Personal Lines of Credit | Loans & Lines of Credit | Regions

A personal line of credit:

  • Variable interest rates
  • Can be secured (requiring collateral) or unsecured (requiring no collateral)
  • Begins accruing interest once you access the funds
  • Typically have higher interest rates than personal loans

With a personal line, you don’t need to know upfront how much money you want to borrow. A personal line of credit is more flexible. Once you’re approved for the funds, you can use some of the funds, pay down your balance and access your available credit line again and again. For instance, if you’re approved for a $20,000 unsecured line of credit, you could use $10k immediately to upgrade your screened in porch, and in a year, decide to use the other $10k to repaint the inside of your home. Unlike personal loans, personal lines of credit offer variable interest rates that can change, and you only start paying interest on a line of credit once you access any portion of the funds available to you.

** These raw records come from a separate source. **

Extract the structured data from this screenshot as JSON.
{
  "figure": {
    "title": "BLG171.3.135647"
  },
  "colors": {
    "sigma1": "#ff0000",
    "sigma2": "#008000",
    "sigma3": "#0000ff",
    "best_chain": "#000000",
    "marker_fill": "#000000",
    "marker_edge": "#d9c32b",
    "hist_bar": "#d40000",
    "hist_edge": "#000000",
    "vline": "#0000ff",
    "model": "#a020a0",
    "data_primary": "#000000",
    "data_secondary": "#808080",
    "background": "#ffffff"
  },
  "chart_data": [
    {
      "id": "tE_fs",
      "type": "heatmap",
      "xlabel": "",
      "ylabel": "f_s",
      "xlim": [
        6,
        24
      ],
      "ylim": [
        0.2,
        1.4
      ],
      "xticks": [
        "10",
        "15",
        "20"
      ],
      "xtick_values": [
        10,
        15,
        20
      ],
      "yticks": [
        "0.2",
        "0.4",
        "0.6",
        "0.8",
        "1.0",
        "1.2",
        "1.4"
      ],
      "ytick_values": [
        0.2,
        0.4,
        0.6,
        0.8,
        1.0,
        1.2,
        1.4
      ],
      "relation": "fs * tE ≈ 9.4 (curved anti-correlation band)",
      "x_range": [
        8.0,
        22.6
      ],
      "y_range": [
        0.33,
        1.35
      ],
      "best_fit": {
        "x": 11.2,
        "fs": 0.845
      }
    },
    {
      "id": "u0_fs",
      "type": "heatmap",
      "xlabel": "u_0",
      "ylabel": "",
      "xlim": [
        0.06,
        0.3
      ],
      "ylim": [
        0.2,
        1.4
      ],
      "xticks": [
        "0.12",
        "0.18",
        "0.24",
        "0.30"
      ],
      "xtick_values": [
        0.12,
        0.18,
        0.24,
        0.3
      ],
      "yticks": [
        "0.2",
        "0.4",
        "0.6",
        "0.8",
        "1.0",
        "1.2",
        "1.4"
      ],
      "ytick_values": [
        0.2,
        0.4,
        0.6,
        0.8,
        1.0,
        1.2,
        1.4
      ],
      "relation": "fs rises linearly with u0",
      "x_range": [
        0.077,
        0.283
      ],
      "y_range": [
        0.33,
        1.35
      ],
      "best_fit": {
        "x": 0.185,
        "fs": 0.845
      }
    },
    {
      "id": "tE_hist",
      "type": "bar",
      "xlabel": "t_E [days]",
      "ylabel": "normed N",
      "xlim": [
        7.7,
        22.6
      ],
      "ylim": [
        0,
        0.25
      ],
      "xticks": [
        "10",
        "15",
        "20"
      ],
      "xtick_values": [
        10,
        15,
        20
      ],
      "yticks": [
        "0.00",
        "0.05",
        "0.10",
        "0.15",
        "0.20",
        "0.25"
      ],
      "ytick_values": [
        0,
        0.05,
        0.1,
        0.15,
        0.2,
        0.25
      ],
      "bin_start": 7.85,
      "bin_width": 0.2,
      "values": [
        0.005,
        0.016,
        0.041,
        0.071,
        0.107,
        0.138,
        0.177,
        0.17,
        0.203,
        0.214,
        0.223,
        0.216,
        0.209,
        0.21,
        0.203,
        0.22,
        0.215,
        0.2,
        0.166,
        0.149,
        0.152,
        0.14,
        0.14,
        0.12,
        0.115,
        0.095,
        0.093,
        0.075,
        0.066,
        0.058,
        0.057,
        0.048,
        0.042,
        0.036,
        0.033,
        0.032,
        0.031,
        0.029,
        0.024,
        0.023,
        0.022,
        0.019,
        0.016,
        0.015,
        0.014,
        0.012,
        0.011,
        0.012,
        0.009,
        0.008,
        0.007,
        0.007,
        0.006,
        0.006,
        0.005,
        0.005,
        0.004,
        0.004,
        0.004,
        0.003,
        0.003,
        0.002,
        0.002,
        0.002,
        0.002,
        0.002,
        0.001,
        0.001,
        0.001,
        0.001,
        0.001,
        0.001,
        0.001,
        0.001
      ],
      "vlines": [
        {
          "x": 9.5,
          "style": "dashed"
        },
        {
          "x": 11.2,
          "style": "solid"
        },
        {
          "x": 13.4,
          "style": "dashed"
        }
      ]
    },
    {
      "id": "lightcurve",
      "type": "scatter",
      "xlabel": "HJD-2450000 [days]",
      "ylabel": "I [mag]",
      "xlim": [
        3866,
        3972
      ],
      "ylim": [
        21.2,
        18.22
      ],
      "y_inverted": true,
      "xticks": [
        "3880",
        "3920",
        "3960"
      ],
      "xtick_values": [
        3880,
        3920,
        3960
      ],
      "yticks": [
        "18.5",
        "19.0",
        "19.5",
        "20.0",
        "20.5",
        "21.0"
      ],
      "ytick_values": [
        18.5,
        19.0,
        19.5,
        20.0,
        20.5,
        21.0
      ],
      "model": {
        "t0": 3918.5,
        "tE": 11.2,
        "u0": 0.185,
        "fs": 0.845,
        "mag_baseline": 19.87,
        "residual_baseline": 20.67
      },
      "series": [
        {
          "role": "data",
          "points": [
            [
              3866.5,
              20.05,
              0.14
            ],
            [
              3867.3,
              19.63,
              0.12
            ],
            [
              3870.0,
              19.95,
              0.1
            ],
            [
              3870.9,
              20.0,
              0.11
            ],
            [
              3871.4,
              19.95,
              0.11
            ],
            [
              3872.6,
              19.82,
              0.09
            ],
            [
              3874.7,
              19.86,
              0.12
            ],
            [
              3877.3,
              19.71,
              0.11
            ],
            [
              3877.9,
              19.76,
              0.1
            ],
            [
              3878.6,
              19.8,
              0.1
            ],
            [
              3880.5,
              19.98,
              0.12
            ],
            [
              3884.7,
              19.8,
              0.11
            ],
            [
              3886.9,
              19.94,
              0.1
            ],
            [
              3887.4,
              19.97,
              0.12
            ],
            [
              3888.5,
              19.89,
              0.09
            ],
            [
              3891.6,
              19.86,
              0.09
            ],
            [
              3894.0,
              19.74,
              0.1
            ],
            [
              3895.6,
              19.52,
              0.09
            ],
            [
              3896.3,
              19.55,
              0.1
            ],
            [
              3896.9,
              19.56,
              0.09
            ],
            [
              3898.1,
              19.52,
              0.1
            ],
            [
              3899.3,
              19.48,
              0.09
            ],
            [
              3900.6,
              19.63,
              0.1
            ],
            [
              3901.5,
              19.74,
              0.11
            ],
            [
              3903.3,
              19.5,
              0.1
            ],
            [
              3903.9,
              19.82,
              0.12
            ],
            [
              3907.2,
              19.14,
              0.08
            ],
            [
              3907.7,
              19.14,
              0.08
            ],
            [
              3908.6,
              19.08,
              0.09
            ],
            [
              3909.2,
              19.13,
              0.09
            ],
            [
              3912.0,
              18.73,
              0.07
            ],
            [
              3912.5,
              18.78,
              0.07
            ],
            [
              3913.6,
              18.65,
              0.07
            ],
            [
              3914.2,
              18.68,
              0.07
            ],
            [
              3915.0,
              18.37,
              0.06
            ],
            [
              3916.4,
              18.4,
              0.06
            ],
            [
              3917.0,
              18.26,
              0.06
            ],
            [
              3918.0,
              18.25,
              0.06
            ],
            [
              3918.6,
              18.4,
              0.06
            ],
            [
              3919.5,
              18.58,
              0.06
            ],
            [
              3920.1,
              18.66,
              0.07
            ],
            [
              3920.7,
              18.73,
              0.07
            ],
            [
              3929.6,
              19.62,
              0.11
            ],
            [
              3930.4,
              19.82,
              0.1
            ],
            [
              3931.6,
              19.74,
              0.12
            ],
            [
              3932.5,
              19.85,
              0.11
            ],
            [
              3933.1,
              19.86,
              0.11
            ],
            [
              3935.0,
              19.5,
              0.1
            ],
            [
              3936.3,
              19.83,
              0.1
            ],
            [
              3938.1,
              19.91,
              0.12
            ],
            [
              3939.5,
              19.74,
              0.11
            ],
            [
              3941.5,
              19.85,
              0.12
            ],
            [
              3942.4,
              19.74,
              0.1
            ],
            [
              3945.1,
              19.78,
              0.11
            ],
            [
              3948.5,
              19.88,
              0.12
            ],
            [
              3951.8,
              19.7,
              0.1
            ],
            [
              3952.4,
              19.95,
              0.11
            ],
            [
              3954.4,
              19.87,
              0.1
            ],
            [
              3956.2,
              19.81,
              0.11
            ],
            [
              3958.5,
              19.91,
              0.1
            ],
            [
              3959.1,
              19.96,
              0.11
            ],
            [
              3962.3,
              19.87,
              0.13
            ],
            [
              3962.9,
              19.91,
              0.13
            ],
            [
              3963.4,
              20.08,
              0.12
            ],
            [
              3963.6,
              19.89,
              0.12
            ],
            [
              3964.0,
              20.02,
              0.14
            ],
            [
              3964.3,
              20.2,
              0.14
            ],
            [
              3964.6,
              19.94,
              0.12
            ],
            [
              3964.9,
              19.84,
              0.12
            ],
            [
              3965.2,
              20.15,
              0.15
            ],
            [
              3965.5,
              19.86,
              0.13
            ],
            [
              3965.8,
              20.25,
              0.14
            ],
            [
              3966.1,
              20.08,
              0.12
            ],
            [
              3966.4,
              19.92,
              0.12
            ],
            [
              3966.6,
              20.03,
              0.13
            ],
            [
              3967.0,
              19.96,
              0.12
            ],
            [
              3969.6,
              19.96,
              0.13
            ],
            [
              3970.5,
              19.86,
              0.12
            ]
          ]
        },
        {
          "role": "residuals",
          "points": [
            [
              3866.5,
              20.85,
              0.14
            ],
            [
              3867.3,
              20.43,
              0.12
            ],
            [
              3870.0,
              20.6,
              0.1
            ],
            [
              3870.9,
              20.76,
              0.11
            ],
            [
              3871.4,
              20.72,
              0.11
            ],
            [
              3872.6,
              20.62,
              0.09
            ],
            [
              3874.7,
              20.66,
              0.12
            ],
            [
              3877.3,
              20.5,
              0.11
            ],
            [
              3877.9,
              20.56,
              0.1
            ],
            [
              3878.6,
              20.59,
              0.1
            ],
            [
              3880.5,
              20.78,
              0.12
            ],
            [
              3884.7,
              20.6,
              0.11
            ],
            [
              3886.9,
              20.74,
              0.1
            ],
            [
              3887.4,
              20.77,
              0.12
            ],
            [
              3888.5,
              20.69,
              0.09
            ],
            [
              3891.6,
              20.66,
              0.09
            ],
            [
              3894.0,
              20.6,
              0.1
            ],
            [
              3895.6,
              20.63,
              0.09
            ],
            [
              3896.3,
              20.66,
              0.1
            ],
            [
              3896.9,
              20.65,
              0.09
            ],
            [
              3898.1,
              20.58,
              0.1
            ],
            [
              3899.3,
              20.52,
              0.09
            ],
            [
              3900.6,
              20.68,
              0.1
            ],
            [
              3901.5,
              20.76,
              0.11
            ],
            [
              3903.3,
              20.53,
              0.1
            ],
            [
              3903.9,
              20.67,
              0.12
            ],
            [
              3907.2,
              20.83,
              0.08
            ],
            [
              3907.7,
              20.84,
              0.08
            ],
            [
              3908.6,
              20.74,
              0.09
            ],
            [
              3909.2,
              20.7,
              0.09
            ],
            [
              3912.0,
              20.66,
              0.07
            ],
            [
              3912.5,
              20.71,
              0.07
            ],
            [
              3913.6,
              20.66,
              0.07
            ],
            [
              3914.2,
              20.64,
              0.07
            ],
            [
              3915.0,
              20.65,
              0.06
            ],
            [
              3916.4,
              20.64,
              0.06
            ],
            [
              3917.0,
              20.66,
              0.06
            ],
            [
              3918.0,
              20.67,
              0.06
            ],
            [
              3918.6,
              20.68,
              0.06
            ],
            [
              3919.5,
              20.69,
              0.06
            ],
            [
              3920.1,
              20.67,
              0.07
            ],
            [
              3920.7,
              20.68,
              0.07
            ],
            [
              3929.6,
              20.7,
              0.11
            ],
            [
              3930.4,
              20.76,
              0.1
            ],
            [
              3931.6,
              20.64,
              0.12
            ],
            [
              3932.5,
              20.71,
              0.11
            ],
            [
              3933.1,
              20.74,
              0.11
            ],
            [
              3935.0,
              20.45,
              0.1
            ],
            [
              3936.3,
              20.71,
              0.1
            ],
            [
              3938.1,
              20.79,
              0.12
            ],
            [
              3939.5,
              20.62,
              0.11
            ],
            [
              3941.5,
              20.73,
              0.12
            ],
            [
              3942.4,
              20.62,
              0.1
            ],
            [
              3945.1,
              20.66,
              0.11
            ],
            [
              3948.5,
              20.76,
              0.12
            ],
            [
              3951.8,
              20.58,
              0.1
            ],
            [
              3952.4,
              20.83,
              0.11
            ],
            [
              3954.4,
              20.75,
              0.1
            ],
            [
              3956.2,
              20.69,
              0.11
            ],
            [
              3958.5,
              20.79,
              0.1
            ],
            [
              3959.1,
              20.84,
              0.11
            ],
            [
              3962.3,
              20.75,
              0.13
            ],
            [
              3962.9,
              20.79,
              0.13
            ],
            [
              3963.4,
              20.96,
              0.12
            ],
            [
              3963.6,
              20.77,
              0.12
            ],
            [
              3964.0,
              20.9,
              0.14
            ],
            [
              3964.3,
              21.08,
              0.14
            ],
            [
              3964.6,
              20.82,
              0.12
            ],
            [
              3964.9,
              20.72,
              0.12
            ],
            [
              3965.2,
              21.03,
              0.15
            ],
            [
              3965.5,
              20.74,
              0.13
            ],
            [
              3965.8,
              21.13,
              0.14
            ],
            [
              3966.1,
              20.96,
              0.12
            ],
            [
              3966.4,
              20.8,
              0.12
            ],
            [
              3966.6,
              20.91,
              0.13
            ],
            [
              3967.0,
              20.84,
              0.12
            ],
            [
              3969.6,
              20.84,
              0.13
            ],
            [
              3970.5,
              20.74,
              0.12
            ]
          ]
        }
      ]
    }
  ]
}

While personal lines of credit typically have higher interest rates than personal loans, secured lines of credit tend to have lower interest rates than unsecured lines of credit.

Like personal loans, personal lines of credit can be either secured (collateral required) or unsecured (no collateral required).

Personal loan

  • Fixed interest rates
  • Fixed repayment terms
  • Can be secured (requiring collateral) or unsecured (requiring no collateral)
  • Accrues interest as soon as the loan is deposited
  • Typically offers lower interest rates than personal lines of credit

With a personal loan, you will need to know upfront how much money you want to borrow. When you apply for a personal loan, you receive a fixed amount of money and repay it at a fixed interest rate over a fixed period, often referred to as a “term”. Terms generally range from 12 – 60 months. Personal loans typically have a lower interest rate than personal lines of credit, and interest begins accruing at the time you accept the loan. Because a personal loan offers fixed interest rates, it’s commonly used to consolidate high-interest debt. You can use our debt repayment calculator to compare what repayment options may look like.

Personal loans can be either secured (collateral required) or unsecured (no collateral required). Because secured loans require collateral, they can have lower interest rates.